The director of a technology company filled in an online application form by which the company sought to become a client of a foreign exchange services business. In doing so, he ticked a box indicating the client’s assent to the relationship being governed by the FX provider’s T&Cs.
Just above the box was a hyperlink that enabled the director to download the T&Cs, which ran to 15 pages and 27 clauses. Below the box, there was a further link to a webpage containing a PDF of the T&Cs. However, the director testified that he made no use of either link and thus did not read the T&Cs at the time.
After a dispute developed, the client, an overseas company, launched proceedings against the FX provider in Belgium. The FX provider, however, pointed to clauses in the T&Cs which stated in terms that English law would apply to any disputes arising from the relationship and that the courts of England and Wales would have exclusive jurisdiction to resolve them. In reliance on those terms, the FX provider sought an anti-suit injunction forbidding the client from proceeding with its Belgian claim.

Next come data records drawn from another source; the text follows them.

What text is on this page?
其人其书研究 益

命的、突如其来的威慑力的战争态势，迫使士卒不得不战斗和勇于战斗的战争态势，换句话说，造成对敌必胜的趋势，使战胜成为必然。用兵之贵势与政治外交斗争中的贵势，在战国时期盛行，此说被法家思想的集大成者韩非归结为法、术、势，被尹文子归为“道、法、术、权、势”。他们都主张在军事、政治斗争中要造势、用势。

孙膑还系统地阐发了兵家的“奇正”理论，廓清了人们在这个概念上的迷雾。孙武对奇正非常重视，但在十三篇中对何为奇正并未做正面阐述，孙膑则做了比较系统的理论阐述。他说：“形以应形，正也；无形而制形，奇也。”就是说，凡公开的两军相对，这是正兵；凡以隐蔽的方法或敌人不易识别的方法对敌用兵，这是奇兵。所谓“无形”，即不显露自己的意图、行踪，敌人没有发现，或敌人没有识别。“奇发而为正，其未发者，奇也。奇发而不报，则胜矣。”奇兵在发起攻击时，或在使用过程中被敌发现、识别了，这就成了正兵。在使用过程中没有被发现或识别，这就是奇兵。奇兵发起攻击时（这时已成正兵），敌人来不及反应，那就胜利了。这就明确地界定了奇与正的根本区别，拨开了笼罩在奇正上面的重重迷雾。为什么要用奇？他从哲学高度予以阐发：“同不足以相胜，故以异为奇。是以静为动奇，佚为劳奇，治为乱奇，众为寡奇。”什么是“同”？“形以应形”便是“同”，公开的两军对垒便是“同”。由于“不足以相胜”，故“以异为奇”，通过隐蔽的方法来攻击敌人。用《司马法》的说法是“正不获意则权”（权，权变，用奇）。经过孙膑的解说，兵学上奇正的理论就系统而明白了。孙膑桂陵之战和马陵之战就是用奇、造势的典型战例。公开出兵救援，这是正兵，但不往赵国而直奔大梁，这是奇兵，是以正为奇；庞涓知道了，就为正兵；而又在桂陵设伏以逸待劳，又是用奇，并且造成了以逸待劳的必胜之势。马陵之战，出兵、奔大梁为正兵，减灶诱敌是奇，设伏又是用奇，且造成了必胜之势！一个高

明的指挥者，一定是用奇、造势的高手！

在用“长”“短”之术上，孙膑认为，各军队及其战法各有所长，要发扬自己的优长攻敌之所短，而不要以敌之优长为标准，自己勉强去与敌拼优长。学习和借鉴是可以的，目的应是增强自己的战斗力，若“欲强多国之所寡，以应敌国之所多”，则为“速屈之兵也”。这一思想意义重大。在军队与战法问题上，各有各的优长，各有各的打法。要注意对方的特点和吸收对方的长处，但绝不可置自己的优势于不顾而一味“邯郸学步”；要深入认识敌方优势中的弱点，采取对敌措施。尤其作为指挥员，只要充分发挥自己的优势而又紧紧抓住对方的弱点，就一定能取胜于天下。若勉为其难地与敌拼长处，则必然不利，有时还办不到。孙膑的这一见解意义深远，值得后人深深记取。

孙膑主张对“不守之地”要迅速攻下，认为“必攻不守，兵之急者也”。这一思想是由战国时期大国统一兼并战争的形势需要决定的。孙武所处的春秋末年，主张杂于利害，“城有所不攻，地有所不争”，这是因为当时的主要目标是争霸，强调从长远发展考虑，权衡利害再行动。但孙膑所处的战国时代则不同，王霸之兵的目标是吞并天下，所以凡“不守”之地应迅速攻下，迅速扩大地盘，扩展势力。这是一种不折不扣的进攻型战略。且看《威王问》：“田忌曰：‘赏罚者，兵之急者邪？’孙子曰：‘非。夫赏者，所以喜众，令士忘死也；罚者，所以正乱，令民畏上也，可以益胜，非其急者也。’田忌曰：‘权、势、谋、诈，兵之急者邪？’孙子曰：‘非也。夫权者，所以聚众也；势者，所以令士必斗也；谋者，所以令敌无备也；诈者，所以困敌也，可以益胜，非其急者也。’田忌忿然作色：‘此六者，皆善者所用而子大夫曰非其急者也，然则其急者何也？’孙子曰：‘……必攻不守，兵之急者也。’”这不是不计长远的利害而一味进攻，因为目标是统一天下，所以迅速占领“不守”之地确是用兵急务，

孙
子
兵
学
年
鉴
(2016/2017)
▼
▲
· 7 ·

Granting the order sought, the Court noted that the director had, by completing the online form, committed the client to contractual obligations involving many millions of euros. It was surprising, to say the least, that he showed no interest at all in the T&Cs, and he self-evidently should have read them prior to ticking the box. He was given sufficient notice of the T&Cs and the Court was satisfied to a high degree of probability that they were binding on the client.